May 23, 2018 / 10:02 AM / a month ago

U.S. Congress panel to grill Olympic officials on preventing sex abuse

WASHINGTON, May 23 (Reuters) - A congressional panel on Wednesday will grill top executives from the U.S. Olympic Committee and the governing bodies of four sports on whether they have done enough to protect athletes from sexual abuse.

The hearing before the House of Representatives’ Energy and Commerce subcommittee follows allegations that officials ignored widespread sexual abuse of athletes by coaches and trainers.

In the case with the highest profile, Michigan State University last week agreed to pay $500 million to 332 women who were sexually abused by disgraced trainer Larry Nassar, who had also been a doctor for USA Gymnastics.

Susanne Lyons, the acting chief executive of the U.S. Olympic Committee, said in prepared testimony that reforms have included rebuilding USA Gymnastics, where the board and chief executive resigned, and doubling spending on the independent Center for SafeSport, which opened last year to prevent abuse.

“I know that we can do better.
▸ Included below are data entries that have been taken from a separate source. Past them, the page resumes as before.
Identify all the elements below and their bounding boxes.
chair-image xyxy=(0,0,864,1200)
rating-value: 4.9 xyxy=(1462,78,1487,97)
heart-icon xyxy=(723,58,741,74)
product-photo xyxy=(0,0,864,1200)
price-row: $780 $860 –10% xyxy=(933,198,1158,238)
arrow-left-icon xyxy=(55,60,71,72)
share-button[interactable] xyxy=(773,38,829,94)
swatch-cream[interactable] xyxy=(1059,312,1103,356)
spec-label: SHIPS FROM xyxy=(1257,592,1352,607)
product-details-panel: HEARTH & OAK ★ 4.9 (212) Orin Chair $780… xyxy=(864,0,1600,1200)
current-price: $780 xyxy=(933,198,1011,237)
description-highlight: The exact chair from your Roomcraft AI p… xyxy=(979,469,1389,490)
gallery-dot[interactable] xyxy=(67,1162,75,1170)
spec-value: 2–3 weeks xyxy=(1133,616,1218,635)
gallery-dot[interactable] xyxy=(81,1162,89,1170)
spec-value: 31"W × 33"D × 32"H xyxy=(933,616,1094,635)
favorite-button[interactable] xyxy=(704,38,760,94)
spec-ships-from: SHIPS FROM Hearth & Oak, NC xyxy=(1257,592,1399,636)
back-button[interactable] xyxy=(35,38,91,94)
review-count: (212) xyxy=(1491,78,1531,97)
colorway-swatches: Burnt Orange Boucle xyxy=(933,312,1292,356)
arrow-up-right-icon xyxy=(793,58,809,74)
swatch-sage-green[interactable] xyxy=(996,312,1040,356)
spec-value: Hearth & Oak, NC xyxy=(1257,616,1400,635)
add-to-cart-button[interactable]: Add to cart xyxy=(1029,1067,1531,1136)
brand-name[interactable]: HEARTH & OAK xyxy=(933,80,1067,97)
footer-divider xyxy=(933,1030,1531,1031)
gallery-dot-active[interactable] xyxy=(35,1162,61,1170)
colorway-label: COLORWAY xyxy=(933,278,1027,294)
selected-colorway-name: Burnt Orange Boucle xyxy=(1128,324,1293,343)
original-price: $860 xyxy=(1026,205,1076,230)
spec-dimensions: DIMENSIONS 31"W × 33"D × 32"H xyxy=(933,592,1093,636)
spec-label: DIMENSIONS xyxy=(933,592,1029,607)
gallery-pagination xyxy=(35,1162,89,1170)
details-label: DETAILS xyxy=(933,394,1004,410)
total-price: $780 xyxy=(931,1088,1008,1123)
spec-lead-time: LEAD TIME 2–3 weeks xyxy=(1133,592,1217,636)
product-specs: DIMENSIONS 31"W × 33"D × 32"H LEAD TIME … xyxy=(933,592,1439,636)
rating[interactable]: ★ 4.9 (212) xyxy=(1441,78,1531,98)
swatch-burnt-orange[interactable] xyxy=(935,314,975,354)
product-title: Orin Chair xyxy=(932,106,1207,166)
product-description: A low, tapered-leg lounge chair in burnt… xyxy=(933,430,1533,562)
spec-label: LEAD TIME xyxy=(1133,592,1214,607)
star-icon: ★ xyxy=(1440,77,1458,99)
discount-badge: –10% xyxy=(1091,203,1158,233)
We will do better,” said Lyons, who took the post in February when her predecessor stepped down amid the sex abuse scandal, citing health problems.

Executives from SafeSport and the national governing bodies for swimming, gymnastics, taekwondo and volleyball will join Lyons at the oversight subcommittee hearing.

A background document posted on the subcommittee’s website said that SafeSport had received almost 500 complaints or reports of sexual abuse from its launch to mid-April, and resolved 156 cases.

Of those, 120 people have been permanently barred from taking part in U.S. Olympic Committee sports.

An outside 2017 audit contracted by the U.S. Olympic Committee found that 43 of the 48 national governing bodies for sports had deficiencies in reporting abuses, such as inconsistent enforcement of criminal background checks, the document said.

The hearing comes two days after former Olympic swimmer Ariana Kukors Smith sued USA Swimming in California. She alleged that officials governing the sport knew her coach, Sean Hutchison, was sexually abusing her and failed to investigate or stop him.

USA Swimming said in a statement, “We have been in regular contact with her legal team over the last several months and will continue to work with them and Ariana through this process.”

The office of Hutchison’s Seattle attorney, Brad Meryhew, said he had no comment.